Building A Python Docker Image using Private PyPI Repository
Building A Python Docker Image using Private PyPI Repository
One of the greatest advantages of our Orquestra Platform is that it’s hardware agnostic. That means users can run their machine learning and other application workflows on both classical and quantum hardware using cloud computing resources. This abstraction is great for running experiments, benchmarking different hardware backends, and ultimately choosing the best hardware configuration for your given use case — with the flexibility to swap in more powerful hardware down the line.
To build this abstraction into the platform, we’re using the Ray framework on Kubernetes. A Ray cluster consists of multiple nodes where each node corresponds to a Kubernetes pod. To use our proprietary Python code on Ray nodes, we needed to build a custom Docker image that contain Python modules which are stored in our private PyPI repository. In this post, I will describe how we implemented this Docker image and avoided possible security issues along the way.

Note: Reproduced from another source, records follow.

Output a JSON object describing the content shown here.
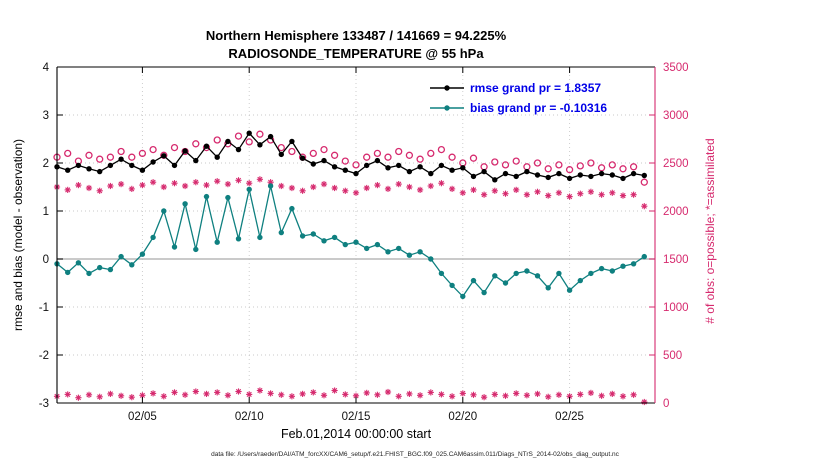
{
  "figure": {
    "title_line1": "Northern Hemisphere 133487 / 141669 = 94.225%",
    "title_line2": "RADIOSONDE_TEMPERATURE @ 55 hPa",
    "footer": "data file: /Users/raeder/DAI/ATM_forcXX/CAM6_setup/f.e21.FHIST_BGC.f09_025.CAM6assim.011/Diags_NTrS_2014-02/obs_diag_output.nc"
  },
  "legend": {
    "rmse_label": "rmse grand pr = 1.8357",
    "bias_label": "bias grand pr = -0.10316",
    "text_color": "#0000e8"
  },
  "chart_data": {
    "type": "line",
    "title": "Northern Hemisphere 133487 / 141669 = 94.225% | RADIOSONDE_TEMPERATURE @ 55 hPa",
    "xlabel": "Feb.01,2014 00:00:00 start",
    "ylabel_left": "rmse and bias (model - observation)",
    "ylabel_right": "# of obs: o=possible; *=assimilated",
    "xlim": [
      1,
      29
    ],
    "ylim_left": [
      -3,
      4
    ],
    "ylim_right": [
      0,
      3500
    ],
    "grid": true,
    "xticks": {
      "values": [
        5,
        10,
        15,
        20,
        25
      ],
      "labels": [
        "02/05",
        "02/10",
        "02/15",
        "02/20",
        "02/25"
      ]
    },
    "yticks_left": {
      "values": [
        -3,
        -2,
        -1,
        0,
        1,
        2,
        3,
        4
      ],
      "labels": [
        "-3",
        "-2",
        "-1",
        "0",
        "1",
        "2",
        "3",
        "4"
      ]
    },
    "yticks_right": {
      "values": [
        0,
        500,
        1000,
        1500,
        2000,
        2500,
        3000,
        3500
      ],
      "labels": [
        "0",
        "500",
        "1000",
        "1500",
        "2000",
        "2500",
        "3000",
        "3500"
      ]
    },
    "colors": {
      "rmse": "#000000",
      "bias": "#0f8080",
      "obs": "#d62a6e",
      "grid": "#c9c9c9",
      "tick_text": "#111111"
    },
    "zero_line": {
      "value": 0,
      "color": "#b8b8b8"
    },
    "x": [
      1,
      1.5,
      2,
      2.5,
      3,
      3.5,
      4,
      4.5,
      5,
      5.5,
      6,
      6.5,
      7,
      7.5,
      8,
      8.5,
      9,
      9.5,
      10,
      10.5,
      11,
      11.5,
      12,
      12.5,
      13,
      13.5,
      14,
      14.5,
      15,
      15.5,
      16,
      16.5,
      17,
      17.5,
      18,
      18.5,
      19,
      19.5,
      20,
      20.5,
      21,
      21.5,
      22,
      22.5,
      23,
      23.5,
      24,
      24.5,
      25,
      25.5,
      26,
      26.5,
      27,
      27.5,
      28,
      28.5
    ],
    "series": [
      {
        "name": "rmse",
        "legend": "rmse grand pr = 1.8357",
        "axis": "left",
        "marker": "dot",
        "line": true,
        "color": "#000000",
        "values": [
          1.92,
          1.85,
          1.95,
          1.88,
          1.82,
          1.95,
          2.08,
          1.95,
          1.85,
          2.02,
          2.15,
          1.95,
          2.25,
          2.05,
          2.35,
          2.12,
          2.45,
          2.28,
          2.62,
          2.38,
          2.55,
          2.18,
          2.45,
          2.1,
          1.98,
          2.05,
          1.92,
          1.85,
          1.78,
          1.95,
          2.05,
          1.9,
          1.95,
          1.82,
          1.92,
          1.78,
          1.95,
          1.85,
          1.9,
          1.72,
          1.82,
          1.65,
          1.78,
          1.72,
          1.82,
          1.75,
          1.7,
          1.78,
          1.68,
          1.75,
          1.72,
          1.78,
          1.75,
          1.68,
          1.78,
          1.74
        ]
      },
      {
        "name": "bias",
        "legend": "bias grand pr = -0.10316",
        "axis": "left",
        "marker": "dot",
        "line": true,
        "color": "#0f8080",
        "values": [
          -0.1,
          -0.28,
          -0.08,
          -0.3,
          -0.18,
          -0.22,
          0.05,
          -0.12,
          0.1,
          0.45,
          1.0,
          0.25,
          1.15,
          0.2,
          1.3,
          0.35,
          1.28,
          0.42,
          1.45,
          0.45,
          1.52,
          0.55,
          1.05,
          0.48,
          0.52,
          0.38,
          0.45,
          0.3,
          0.35,
          0.22,
          0.3,
          0.15,
          0.22,
          0.08,
          0.15,
          0.0,
          -0.3,
          -0.55,
          -0.78,
          -0.45,
          -0.7,
          -0.35,
          -0.5,
          -0.3,
          -0.25,
          -0.35,
          -0.6,
          -0.3,
          -0.65,
          -0.45,
          -0.3,
          -0.2,
          -0.25,
          -0.15,
          -0.1,
          0.05
        ]
      },
      {
        "name": "n_possible",
        "legend": "o=possible",
        "axis": "right",
        "marker": "circle",
        "line": false,
        "color": "#d62a6e",
        "values": [
          2560,
          2600,
          2520,
          2580,
          2540,
          2560,
          2620,
          2560,
          2600,
          2640,
          2580,
          2660,
          2620,
          2700,
          2660,
          2740,
          2700,
          2780,
          2720,
          2800,
          2740,
          2660,
          2620,
          2560,
          2600,
          2640,
          2580,
          2520,
          2480,
          2560,
          2600,
          2560,
          2620,
          2580,
          2540,
          2600,
          2640,
          2560,
          2500,
          2550,
          2460,
          2510,
          2480,
          2520,
          2460,
          2500,
          2440,
          2480,
          2430,
          2470,
          2500,
          2450,
          2480,
          2440,
          2460,
          2300
        ]
      },
      {
        "name": "n_assimilated",
        "legend": "*=assimilated",
        "axis": "right",
        "marker": "asterisk",
        "line": false,
        "color": "#d62a6e",
        "values": [
          2250,
          2220,
          2270,
          2240,
          2210,
          2260,
          2280,
          2230,
          2270,
          2300,
          2250,
          2290,
          2260,
          2300,
          2270,
          2310,
          2280,
          2320,
          2290,
          2330,
          2300,
          2260,
          2240,
          2210,
          2250,
          2280,
          2240,
          2210,
          2190,
          2240,
          2270,
          2230,
          2280,
          2250,
          2220,
          2260,
          2290,
          2230,
          2190,
          2220,
          2170,
          2210,
          2180,
          2220,
          2170,
          2200,
          2160,
          2190,
          2150,
          2180,
          2200,
          2170,
          2190,
          2160,
          2170,
          2050
        ]
      },
      {
        "name": "n_lower_band",
        "legend": "",
        "axis": "right",
        "marker": "asterisk",
        "line": false,
        "color": "#d62a6e",
        "values": [
          70,
          90,
          55,
          85,
          65,
          95,
          75,
          60,
          80,
          100,
          70,
          110,
          85,
          120,
          95,
          110,
          80,
          120,
          90,
          130,
          100,
          85,
          70,
          95,
          110,
          80,
          130,
          90,
          75,
          105,
          85,
          115,
          70,
          95,
          80,
          110,
          90,
          70,
          100,
          85,
          60,
          90,
          75,
          100,
          80,
          95,
          65,
          85,
          70,
          90,
          105,
          75,
          95,
          70,
          85,
          10
        ]
      }
    ]
  }
}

To build the Docker image and install the Python dependencies, I have first tried to use basic authentication in the index URL passed to pip
as follows:
RUN pip install --index-url https://username:password@nexus.example.io orquestra-runtime
This works. And since this Dockerfile is stored in a private version control repository, you might think that’s OK. However, it’s not a good idea to have the credentials in clear text. Anyone who has access to your version control repository can have access to your PyPI repository in case of a security breach in your version control system.
A common technique we use when we don’t want to provide sensitive information directly is obtaining it from an environment variable and injecting it from a secure source such as Vault. I couldn’t do it in this case because pip doesn’t let you pass credentials in environment variables. You can only use basic authentication or a .netrc
file.
.netrc
file needs to be stored in your user’s home directory and contain the credentials for the server you’re using.
1 machine nexus.example.io
2 login emre-aydin
3 password qwerty
In order for the Docker build process to use .netrc
, we need to make it available to the pip
process that installs the dependency. For that, we have to COPY
the file into the container before executing pip
. To make sure that the user code which will work on this Docker container doesn’t have access to the credentials, we delete .netrc
afterwards.
FROM python:3.9
COPY .netrc .
RUN pip install --index-url https://nexus.example.io orquestra-runtime && rm /root/.netrc
Knowing how Docker container images are file layers stored on top of each other, I wondered whether the file was still readable somehow. To see the layers of the image, I have used the dive tool. In the following screenshot, you can see how the .netrc
file that we intended to keep as a secret is stored in one of the layers in the image.
If someone acquires access to the Docker agent that runs on our clusters or grasp the Docker image in another way, they will have access to the credentials for our Nexus repository as well.
Docker BuildKit has a neat feature called secret mounts to solve this problem. It’s a way to mount local files secretly during the build process. This way, the secret information that we store in the .netrc
file doesn’t end up stored in the final image or any of its layers.
1 FROM python:3.9
2 RUN --mount=type=secret,id=netrc,uid=1000 \
3 cp /run/secrets/netrc /root/.netrc \
4 && pip install --index-url https://nexus.example.io orquestra-runtime
netrc
above is injected to the GitHub Actions workflow by GitHub using the repository secrets which means it comes from a secure source and not accessible in plain text by anyone.
1 - name: Build and push
2 uses: docker/build-push-action@v3
3 with:
4 context: .
5 push: true
6 secrets: |
7 "netrc=${{ secrets.NET_RC }}"
8 tags: nexus.example.io/ray
9
It might be tempting and easy to pass secret information in your build process but it might have unforeseen security implications. In this post, we have seen such an example and found a solution to it by improving it incrementally.